Feeling apathetic about prayer, worship or service? It’s normal for engagement to ebb and flow. But if you’ve completely given up on spiritual disciplines, it may indicate a bigger issue. Seek guidance from mature believers about restoring a sense of meaning and purpose.

Remind yourself that seasons of spiritual dryness are temporary.

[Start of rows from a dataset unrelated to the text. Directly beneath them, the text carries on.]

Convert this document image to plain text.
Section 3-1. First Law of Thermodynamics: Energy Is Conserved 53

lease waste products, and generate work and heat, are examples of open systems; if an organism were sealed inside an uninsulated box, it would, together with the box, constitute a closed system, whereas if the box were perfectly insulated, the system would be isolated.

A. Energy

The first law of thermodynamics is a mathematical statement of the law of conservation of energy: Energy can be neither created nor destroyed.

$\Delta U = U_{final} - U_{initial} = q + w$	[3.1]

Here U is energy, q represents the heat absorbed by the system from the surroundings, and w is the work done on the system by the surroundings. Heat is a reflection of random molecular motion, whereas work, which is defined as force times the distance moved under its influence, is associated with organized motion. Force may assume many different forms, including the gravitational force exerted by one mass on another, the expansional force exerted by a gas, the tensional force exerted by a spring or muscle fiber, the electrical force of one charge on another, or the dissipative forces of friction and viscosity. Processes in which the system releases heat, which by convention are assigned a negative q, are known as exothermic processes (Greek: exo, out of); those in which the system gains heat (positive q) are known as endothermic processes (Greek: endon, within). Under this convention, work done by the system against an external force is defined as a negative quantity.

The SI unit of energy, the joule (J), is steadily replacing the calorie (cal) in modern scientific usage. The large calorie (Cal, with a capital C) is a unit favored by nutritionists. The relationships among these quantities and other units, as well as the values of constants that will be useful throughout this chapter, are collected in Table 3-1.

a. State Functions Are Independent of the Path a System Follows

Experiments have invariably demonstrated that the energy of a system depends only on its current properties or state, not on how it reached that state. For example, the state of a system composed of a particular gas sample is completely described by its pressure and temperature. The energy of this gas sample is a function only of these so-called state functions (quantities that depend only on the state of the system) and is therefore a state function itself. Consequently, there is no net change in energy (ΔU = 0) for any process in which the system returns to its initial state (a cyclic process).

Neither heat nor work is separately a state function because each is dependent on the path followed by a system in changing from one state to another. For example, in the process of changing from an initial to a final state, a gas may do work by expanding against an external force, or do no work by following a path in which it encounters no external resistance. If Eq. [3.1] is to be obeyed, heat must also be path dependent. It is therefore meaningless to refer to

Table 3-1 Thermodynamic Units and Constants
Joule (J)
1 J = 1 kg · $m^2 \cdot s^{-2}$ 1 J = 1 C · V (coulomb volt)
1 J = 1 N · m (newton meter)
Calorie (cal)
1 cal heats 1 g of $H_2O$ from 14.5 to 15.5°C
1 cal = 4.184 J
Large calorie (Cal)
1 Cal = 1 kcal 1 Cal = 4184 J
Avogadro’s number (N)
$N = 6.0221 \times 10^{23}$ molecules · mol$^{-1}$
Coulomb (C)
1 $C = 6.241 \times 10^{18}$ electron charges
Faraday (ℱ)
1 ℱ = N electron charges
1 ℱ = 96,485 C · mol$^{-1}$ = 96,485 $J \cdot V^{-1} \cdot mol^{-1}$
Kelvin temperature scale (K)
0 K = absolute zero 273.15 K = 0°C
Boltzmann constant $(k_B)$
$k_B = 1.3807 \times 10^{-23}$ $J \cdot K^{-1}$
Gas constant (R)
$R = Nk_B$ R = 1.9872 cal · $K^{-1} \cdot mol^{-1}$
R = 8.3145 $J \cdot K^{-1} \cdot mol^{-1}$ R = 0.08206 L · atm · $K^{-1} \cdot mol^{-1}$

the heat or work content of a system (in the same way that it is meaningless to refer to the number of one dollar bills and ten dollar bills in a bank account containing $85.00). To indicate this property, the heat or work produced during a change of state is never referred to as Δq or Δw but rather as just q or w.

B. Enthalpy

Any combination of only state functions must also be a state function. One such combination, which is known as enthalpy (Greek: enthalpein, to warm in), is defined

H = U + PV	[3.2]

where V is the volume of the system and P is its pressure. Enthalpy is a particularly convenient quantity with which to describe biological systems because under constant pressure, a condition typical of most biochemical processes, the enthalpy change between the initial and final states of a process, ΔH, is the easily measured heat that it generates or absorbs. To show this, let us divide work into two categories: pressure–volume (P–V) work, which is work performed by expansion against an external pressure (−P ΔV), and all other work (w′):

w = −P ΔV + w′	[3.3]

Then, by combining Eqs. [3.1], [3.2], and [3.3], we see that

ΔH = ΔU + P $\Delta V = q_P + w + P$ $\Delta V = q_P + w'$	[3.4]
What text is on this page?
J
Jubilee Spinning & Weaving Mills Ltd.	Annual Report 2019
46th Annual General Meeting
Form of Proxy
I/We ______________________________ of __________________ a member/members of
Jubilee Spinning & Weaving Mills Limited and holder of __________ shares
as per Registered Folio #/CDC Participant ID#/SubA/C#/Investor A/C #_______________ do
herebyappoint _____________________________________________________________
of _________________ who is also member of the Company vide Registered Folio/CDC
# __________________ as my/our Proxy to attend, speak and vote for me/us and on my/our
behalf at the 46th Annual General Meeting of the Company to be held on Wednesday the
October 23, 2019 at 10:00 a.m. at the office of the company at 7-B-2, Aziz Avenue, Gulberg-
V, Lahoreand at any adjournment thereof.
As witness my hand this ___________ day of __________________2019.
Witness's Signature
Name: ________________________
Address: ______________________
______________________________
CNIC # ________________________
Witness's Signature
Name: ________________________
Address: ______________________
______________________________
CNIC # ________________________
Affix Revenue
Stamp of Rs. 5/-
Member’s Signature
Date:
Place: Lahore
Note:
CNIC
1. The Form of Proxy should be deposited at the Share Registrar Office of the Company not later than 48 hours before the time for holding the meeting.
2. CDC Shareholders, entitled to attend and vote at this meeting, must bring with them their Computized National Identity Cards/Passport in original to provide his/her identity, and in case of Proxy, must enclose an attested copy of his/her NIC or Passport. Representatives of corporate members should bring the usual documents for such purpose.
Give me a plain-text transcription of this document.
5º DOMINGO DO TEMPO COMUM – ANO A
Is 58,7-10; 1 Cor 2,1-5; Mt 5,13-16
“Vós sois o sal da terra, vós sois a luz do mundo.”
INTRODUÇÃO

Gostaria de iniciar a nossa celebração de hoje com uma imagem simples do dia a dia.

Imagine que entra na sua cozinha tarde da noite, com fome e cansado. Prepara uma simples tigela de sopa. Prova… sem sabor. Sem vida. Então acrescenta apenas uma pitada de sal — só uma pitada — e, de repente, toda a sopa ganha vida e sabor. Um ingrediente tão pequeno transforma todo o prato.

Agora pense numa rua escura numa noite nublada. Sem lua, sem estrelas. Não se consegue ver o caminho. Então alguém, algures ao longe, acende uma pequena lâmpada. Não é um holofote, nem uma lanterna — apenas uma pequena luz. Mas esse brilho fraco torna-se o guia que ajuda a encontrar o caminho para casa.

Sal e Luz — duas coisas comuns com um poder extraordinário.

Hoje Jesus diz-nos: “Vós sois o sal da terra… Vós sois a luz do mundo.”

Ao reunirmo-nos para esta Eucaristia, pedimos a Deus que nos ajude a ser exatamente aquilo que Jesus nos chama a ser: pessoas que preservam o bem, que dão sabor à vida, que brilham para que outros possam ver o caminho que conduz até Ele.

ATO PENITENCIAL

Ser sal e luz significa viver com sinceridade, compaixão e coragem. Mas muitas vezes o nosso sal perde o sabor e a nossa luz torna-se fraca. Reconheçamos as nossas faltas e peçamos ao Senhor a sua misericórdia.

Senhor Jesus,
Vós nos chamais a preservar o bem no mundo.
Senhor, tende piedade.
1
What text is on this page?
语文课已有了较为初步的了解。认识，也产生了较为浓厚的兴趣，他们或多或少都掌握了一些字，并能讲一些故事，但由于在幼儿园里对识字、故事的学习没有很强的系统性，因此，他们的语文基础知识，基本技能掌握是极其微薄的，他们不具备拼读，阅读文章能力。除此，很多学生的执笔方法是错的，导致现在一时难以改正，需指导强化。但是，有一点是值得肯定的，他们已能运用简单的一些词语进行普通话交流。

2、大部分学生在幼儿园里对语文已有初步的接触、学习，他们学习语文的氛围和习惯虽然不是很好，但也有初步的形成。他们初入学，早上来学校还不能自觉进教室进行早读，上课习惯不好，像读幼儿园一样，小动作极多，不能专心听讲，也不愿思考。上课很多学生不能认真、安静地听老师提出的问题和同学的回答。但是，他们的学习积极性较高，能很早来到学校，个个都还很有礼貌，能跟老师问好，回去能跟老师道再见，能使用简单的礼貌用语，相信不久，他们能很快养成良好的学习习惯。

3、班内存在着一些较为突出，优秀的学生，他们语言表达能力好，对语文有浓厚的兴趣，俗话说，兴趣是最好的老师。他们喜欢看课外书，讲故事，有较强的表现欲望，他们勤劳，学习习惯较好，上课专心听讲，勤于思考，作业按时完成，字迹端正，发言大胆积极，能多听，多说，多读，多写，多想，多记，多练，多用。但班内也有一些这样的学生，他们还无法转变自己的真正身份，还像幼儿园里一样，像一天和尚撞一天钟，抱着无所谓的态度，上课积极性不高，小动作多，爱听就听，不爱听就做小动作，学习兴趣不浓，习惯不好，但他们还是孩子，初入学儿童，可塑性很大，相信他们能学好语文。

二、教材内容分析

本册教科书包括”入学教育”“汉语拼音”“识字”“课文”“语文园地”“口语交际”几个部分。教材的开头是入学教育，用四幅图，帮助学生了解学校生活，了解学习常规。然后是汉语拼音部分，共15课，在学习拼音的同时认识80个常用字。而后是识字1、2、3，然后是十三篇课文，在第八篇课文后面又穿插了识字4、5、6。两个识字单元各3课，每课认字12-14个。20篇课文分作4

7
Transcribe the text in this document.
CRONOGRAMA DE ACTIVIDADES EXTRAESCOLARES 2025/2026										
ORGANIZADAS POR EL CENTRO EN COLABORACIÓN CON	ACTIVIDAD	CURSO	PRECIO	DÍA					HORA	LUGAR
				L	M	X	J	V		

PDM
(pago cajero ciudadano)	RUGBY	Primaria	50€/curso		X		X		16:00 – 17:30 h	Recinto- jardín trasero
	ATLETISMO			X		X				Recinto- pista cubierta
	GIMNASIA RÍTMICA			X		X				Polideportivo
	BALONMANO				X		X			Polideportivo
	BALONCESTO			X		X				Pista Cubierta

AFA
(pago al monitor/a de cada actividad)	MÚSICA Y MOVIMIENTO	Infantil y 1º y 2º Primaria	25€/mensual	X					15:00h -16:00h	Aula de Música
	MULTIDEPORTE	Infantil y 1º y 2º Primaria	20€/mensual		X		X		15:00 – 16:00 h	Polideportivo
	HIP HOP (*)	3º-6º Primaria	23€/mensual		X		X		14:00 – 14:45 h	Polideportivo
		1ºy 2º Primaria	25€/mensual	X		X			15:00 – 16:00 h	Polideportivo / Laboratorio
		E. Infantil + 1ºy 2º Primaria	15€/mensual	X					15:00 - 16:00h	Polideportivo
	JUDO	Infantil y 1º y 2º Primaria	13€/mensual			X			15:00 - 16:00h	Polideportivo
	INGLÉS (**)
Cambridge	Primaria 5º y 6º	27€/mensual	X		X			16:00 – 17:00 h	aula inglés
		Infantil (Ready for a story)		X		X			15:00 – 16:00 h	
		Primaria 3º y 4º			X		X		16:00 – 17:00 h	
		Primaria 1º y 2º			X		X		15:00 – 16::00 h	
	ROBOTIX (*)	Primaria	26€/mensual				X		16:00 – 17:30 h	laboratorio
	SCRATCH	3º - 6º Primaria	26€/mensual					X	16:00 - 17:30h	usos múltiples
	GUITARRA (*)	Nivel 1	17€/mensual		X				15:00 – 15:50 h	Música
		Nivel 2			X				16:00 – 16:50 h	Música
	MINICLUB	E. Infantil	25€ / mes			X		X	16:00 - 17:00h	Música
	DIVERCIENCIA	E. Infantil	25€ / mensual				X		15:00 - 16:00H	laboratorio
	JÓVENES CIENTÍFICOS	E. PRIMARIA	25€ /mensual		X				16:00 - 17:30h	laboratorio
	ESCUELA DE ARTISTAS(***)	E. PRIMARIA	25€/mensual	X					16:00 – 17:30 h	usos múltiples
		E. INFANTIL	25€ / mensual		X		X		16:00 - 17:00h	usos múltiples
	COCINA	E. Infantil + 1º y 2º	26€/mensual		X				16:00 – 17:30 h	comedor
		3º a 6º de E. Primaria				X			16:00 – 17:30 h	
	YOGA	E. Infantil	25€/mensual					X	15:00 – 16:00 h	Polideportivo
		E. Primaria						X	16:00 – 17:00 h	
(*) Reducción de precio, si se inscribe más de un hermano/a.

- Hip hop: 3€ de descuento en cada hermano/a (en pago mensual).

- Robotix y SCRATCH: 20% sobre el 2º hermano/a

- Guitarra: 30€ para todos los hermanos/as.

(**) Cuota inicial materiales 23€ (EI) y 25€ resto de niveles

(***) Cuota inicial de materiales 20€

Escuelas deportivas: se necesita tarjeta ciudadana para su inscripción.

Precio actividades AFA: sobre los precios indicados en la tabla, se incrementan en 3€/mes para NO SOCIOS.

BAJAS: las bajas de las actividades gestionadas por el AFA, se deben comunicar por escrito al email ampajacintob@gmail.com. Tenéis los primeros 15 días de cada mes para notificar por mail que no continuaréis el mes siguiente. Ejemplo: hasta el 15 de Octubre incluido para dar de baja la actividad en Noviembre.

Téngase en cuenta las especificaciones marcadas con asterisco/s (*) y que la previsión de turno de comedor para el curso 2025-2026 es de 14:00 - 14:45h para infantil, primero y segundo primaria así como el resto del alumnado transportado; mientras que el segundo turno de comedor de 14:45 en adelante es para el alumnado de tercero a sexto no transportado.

Self-harm or suicidal thoughts

If you’re considering harming yourself or taking your own life, get help immediately. Call a suicide hotline, 911 or go to the emergency room. You are deeply loved and your life has purpose. With counseling and medication, you can overcome these dark thoughts.

There is hope for complete healing and restoration.

Debilitating anxiety/depression

Mental illness often manifests through spiritual struggles. If everyday tasks feel impossible or you can’t get out of bed, see a doctor for an assessment. Counseling and/or medication may help regulate brain chemistry so you can regain stability and start enjoying life again.

With professional treatment, you can live fruitfully despite mental illness.


Wrestling with God is a mysterious, yet profoundly common human experience – one shared by saints and prophets throughout history. With the right perspective and support, seasons of holy wrestling can become times that deepen our faith and draw us closer to God.

If you find yourself wrestling, take heart. You are in good company. Approach God honestly in prayer and surround yourself with supportive community. The tension may not disappear quickly. But if you perseveringly seek growth over perfection, you’ll emerge stronger and wiser.

The ‘wounds’ of your wrestling may even become holy ground where you meet God in new ways. So take courage and wrestle on. God can handle your doubt, anger and confusion. Your willingness to engage authentically is itself an act of faith.

As you weather this season, you’ll develop spiritual muscles and empathy you never knew you had. And you can rest assured that the God who inhabits eternity is big enough to meet you in the wrestling – until one day you can say like Jacob, ‘I have seen God face to face, and yet my life is preserved.’

The holy wrestling will one day give way to blessed rest in the arms of a God who was always nearer than you realized. Take heart – you are not alone. God is with you in the struggle.